Regarding non food item we need to keep tab on price hikes and abnormal gains. Development and growth are good until it block the longevity of the cycle. If prices goes up then consumption will take a hit since if one set raises the voice that India is now having a low aged professionals and employees and more purchasing parity then savings parity have also increased. Savings at early age increases since the age bracket of the government service might increase by another 2 years to 61 but private sector will witness fast and quick retirement solutions. Working 24 hrs will automatically bring old age much before the nature’s law. So the companies of non food items needs to understand that increasing the profit figures annually will finally come to an end when the prices goes up and consumers stop consuming and shifts to low priced goods. Development should come from all corners but if this type of things happens then it will come from a limited section of society and will lead to a downfall of the economic growth.

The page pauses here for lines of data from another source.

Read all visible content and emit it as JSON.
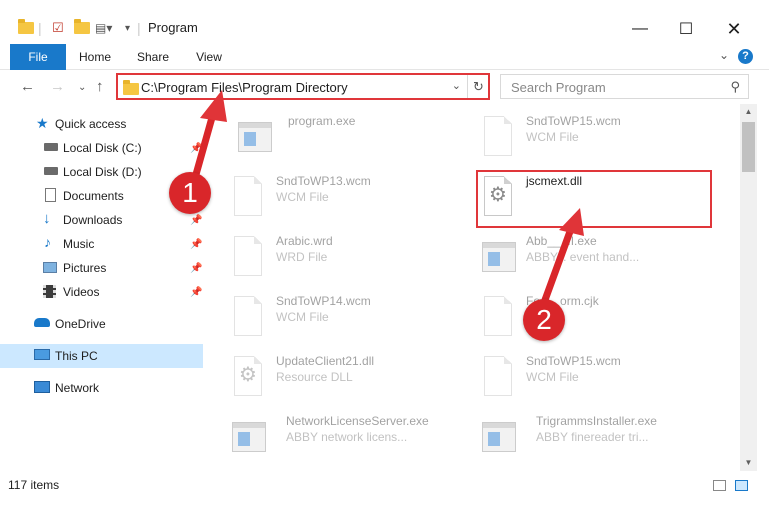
{
  "window": {
    "title": "Program"
  },
  "ribbon": {
    "tabs": [
      "File",
      "Home",
      "Share",
      "View"
    ],
    "help": "?"
  },
  "address": {
    "path": "C:\\Program Files\\Program Directory"
  },
  "search": {
    "placeholder": "Search Program"
  },
  "sidebar": {
    "items": [
      {
        "label": "Quick access",
        "icon": "star-icon"
      },
      {
        "label": "Local Disk (C:)",
        "icon": "drive-icon",
        "pinned": true
      },
      {
        "label": "Local Disk (D:)",
        "icon": "drive-icon",
        "pinned": false
      },
      {
        "label": "Documents",
        "icon": "documents-icon",
        "pinned": true
      },
      {
        "label": "Downloads",
        "icon": "download-icon",
        "pinned": true
      },
      {
        "label": "Music",
        "icon": "music-icon",
        "pinned": true
      },
      {
        "label": "Pictures",
        "icon": "pictures-icon",
        "pinned": true
      },
      {
        "label": "Videos",
        "icon": "videos-icon",
        "pinned": true
      },
      {
        "label": "OneDrive",
        "icon": "cloud-icon"
      },
      {
        "label": "This PC",
        "icon": "computer-icon",
        "selected": true
      },
      {
        "label": "Network",
        "icon": "network-icon"
      }
    ]
  },
  "files": [
    {
      "name": "program.exe",
      "type": "",
      "icon": "installer-icon"
    },
    {
      "name": "SndToWP15.wcm",
      "type": "WCM File",
      "icon": "document-icon"
    },
    {
      "name": "SndToWP13.wcm",
      "type": "WCM File",
      "icon": "document-icon"
    },
    {
      "name": "jscmext.dll",
      "type": "",
      "icon": "dll-gears-icon",
      "highlighted": true
    },
    {
      "name": "Arabic.wrd",
      "type": "WRD File",
      "icon": "document-icon"
    },
    {
      "name": "Abb___II.exe",
      "type": "ABBY... event hand...",
      "icon": "application-icon"
    },
    {
      "name": "SndToWP14.wcm",
      "type": "WCM File",
      "icon": "document-icon"
    },
    {
      "name": "Fo___orm.cjk",
      "type": "",
      "icon": "document-icon"
    },
    {
      "name": "UpdateClient21.dll",
      "type": "Resource DLL",
      "icon": "dll-gears-icon"
    },
    {
      "name": "SndToWP15.wcm",
      "type": "WCM File",
      "icon": "document-icon"
    },
    {
      "name": "NetworkLicenseServer.exe",
      "type": "ABBY network licens...",
      "icon": "application-icon"
    },
    {
      "name": "TrigrammsInstaller.exe",
      "type": "ABBY finereader tri...",
      "icon": "application-icon"
    }
  ],
  "status": {
    "item_count": "117 items"
  },
  "annotations": {
    "step1": "1",
    "step2": "2"
  },
  "colors": {
    "accent": "#1979ca",
    "highlight": "#e0363a",
    "selected": "#cce8ff"
  }
}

Now I come back to my earlier discussion which I have shifted from that is oil prices. It have been said that oil prices will follow the suit of global crude prices. Today global crude prices are hovering around 80$-85$.Prices goes up today as you know. Can any one explain what will be the price when crude will be hovering around 140$ like 2008 June.

Will the ministers and the government and any one this planet will speculate the prices under deregulated market. Voices are raised that oil marketing companies are facing loss. I raise a question does they are really making losses If so how and how that loss is being crept increasing each time. Todays losses increase this price what will be the price hike and the loss when global crude will be 140$.Its my earnest request to all my speculator friends please ‘Quote’ the price. My article might appear as a angry testimony created from the oil price hike, but think from inside and then judge it.

We also need to understand that prices are going up but our salaries are not going up. Each year we will find prices jumps by 50%, but our salaries goes up by 10-15% range across the board. Now please calculate how a person will adjust with jumped prices into his expenses, where earning the same salary. How the government justifies the purchasing parity growth in this present continuous scenario. We need a hike in our tax slabs where the consumer will be left with a greater amount of savings and hence then only we can adjust with the increase of prices. But that’s too less for 50% cumulative growth of products. The government needs to look into the matter in a other way round.